Mr. Trump, on the other hand, has for years preached about the dangers and disadvantages of free trade and the harm it has done to once-leading American industries. Republicans now hoping to talk the president down from his tariff stance may find that his campaign promises about protectionism are ones he truly wants to keep.
It is a similar situation with gun safety. Mr. Trump has in the past backed the idea of an assault weapons ban. But congressional Republicans figured that his strong campaign embrace of the National Rifle Association would keep him securely in the anti-gun-control corner.
Then, in last week’s extraordinary public White House meeting after the Parkland, Fla., school massacre, Mr. Trump embraced multiple aspects of the gun control agenda. He even uttered the words “take the guns first” — a phrase previously unthinkable for a top Republican politician given the party’s history on gun rights.
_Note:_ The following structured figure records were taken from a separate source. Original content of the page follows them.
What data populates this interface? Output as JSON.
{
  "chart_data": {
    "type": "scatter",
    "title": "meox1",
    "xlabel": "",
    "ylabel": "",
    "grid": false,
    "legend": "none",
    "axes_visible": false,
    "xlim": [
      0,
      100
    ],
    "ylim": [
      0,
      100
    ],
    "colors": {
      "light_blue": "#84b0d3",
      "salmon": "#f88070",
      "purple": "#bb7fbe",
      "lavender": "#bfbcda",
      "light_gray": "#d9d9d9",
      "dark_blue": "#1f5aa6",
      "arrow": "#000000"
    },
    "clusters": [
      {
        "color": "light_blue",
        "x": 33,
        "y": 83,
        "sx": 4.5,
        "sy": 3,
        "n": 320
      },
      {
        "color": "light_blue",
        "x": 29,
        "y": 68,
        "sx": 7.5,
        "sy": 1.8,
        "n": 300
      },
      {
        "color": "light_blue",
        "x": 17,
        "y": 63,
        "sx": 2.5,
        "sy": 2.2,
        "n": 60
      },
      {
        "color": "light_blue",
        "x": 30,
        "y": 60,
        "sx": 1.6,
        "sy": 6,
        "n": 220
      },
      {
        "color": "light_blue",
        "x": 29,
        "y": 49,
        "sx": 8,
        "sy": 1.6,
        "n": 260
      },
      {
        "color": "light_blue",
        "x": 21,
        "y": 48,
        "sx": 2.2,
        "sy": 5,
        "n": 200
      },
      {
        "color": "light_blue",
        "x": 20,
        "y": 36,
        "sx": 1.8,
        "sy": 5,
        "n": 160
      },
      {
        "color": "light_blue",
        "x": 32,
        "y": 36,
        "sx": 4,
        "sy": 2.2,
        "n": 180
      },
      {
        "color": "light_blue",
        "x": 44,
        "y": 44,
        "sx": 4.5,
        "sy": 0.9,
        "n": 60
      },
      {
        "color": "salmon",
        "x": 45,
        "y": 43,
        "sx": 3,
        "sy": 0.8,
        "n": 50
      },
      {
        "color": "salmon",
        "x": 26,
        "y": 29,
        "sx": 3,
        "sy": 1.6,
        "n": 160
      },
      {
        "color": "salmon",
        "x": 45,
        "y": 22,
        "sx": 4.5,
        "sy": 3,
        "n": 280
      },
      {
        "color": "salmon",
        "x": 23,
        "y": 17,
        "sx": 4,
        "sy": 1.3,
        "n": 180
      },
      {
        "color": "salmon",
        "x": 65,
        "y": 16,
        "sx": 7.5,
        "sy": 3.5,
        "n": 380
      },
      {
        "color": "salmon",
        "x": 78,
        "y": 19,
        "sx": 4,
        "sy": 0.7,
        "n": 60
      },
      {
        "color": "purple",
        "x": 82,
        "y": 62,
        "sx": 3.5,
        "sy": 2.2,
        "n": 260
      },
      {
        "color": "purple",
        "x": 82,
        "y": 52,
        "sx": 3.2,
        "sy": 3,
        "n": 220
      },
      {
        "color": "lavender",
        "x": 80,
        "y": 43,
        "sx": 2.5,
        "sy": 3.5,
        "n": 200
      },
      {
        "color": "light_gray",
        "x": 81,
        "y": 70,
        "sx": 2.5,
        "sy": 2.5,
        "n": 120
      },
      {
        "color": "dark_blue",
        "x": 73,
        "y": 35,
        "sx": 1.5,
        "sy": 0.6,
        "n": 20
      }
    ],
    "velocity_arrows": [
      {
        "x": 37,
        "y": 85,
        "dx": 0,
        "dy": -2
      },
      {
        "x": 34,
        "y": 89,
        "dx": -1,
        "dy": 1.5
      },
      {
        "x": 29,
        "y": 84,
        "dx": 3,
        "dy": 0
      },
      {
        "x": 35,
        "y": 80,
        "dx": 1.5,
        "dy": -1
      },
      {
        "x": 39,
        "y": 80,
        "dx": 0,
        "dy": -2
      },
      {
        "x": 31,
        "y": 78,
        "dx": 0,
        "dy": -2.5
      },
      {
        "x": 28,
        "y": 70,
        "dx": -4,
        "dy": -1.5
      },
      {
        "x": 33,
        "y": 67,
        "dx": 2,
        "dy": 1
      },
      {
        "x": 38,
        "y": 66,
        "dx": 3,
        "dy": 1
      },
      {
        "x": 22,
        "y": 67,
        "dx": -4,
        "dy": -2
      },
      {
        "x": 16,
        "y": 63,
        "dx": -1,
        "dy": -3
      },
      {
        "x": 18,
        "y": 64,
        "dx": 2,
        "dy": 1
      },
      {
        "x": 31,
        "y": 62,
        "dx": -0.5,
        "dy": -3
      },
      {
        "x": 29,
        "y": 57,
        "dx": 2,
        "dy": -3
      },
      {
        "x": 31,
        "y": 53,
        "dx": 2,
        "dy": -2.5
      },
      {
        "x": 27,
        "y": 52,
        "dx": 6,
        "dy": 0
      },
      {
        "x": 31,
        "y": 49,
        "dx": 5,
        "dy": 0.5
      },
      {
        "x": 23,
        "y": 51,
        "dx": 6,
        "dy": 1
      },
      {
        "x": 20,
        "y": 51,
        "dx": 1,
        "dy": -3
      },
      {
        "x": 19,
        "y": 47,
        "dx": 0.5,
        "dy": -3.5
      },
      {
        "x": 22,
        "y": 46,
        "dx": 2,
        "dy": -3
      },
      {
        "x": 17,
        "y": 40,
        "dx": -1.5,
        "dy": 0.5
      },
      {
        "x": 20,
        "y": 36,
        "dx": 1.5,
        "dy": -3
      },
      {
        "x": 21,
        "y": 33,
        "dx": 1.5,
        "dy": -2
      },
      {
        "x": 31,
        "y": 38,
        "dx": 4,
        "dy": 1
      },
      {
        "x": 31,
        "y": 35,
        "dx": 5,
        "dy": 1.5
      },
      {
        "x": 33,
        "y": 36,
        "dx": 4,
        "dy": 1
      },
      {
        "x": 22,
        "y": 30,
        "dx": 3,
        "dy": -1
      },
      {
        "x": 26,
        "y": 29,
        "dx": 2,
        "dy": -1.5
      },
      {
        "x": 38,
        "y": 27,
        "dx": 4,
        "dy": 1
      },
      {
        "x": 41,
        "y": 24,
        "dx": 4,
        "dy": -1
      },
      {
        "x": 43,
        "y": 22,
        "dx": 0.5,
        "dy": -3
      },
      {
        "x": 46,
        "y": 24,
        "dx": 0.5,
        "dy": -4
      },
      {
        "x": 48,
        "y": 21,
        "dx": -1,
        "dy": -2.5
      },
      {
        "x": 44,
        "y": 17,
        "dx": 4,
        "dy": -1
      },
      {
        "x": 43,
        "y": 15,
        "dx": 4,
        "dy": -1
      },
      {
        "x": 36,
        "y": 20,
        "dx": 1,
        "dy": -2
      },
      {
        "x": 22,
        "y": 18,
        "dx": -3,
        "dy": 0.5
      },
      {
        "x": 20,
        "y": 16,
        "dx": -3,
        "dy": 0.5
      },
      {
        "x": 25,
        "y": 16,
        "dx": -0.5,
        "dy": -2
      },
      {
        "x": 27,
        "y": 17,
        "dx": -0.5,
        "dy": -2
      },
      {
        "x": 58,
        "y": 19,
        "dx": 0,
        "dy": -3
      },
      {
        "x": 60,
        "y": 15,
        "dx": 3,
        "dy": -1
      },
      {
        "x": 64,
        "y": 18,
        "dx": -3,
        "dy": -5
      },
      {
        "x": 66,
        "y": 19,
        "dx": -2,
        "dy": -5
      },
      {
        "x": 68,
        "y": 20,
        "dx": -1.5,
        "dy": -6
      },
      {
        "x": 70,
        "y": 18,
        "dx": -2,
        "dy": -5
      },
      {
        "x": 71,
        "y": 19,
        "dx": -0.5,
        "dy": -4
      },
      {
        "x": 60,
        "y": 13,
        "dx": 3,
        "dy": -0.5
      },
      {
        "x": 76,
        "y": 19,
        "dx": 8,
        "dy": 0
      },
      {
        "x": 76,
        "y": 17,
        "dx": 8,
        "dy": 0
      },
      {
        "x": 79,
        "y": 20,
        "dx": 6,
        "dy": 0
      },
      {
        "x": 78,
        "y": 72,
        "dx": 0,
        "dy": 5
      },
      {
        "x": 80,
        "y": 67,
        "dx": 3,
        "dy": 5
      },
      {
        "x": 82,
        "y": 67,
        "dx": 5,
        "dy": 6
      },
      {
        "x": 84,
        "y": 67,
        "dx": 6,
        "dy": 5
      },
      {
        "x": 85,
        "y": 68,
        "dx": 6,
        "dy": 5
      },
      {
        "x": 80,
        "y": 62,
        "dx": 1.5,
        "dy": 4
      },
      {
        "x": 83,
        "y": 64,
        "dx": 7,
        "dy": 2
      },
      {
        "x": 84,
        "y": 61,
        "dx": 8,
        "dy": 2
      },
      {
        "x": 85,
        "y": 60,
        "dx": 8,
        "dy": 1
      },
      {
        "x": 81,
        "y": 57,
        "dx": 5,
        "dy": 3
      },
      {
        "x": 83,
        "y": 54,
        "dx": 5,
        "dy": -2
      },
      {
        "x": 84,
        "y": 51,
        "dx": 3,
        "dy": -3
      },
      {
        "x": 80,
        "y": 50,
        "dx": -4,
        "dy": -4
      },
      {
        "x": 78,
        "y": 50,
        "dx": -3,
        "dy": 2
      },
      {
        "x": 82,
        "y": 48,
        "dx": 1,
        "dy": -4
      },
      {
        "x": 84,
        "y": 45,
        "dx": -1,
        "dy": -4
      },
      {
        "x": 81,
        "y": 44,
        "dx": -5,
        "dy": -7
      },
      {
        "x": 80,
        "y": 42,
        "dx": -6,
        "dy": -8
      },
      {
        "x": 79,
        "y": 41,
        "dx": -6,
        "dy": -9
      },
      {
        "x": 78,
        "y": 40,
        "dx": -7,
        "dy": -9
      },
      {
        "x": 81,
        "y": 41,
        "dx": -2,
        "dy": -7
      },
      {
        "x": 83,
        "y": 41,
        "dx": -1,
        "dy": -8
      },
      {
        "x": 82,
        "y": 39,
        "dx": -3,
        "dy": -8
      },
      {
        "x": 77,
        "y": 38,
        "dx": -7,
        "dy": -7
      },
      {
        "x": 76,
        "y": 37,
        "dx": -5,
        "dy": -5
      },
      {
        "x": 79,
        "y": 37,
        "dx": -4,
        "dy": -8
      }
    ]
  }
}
Republicans were aghast. They also figured that, under pressure from his allies at the N.R.A., Mr. Trump would quickly return to the fold and let his enthusiasm for gun control wane. More important, congressional Republicans also knew that gun control legislation was really in their hands, not the administration’s, and that they could easily bottle up any proposal.
But tariffs are a completely different matter, with the president given wide latitude to act on international trade policy. Republicans, who say they have little legislative recourse, are now engaged in a furious effort to pull the president back from making too sweeping a decision.
They are also treading carefully to avoid antagonizing a mercurial figure whose mind they still hope to change as they have in previous cases where he drifted from the party line, such as on immigration.
Speaker Paul D. Ryan, for instance, was careful to credit Mr. Trump on Tuesday for exposing that some countries do take advantage of the trade rules.
“The president’s right to point out that there are abuses,” Mr. Ryan said. “There clearly is dumping and transshipping of steel and aluminum.”
Referring to any trade restrictions, Mr. Ryan said that Republicans simply “want to make sure that it’s done in a prudent way that’s more surgical, so we can limit unintended consequences.”
As for Mr. McConnell, he said that “we need to wait and see what the White House finally decides to do on this.”
Mr. McConnell would no doubt prefer that Mr. Trump revert to the conventional conservative principles the senator found so comforting last year. But this break could prove to be real, putting Mr. Trump and his Republican allies at cross-purposes at an inauspicious moment on the political calendar.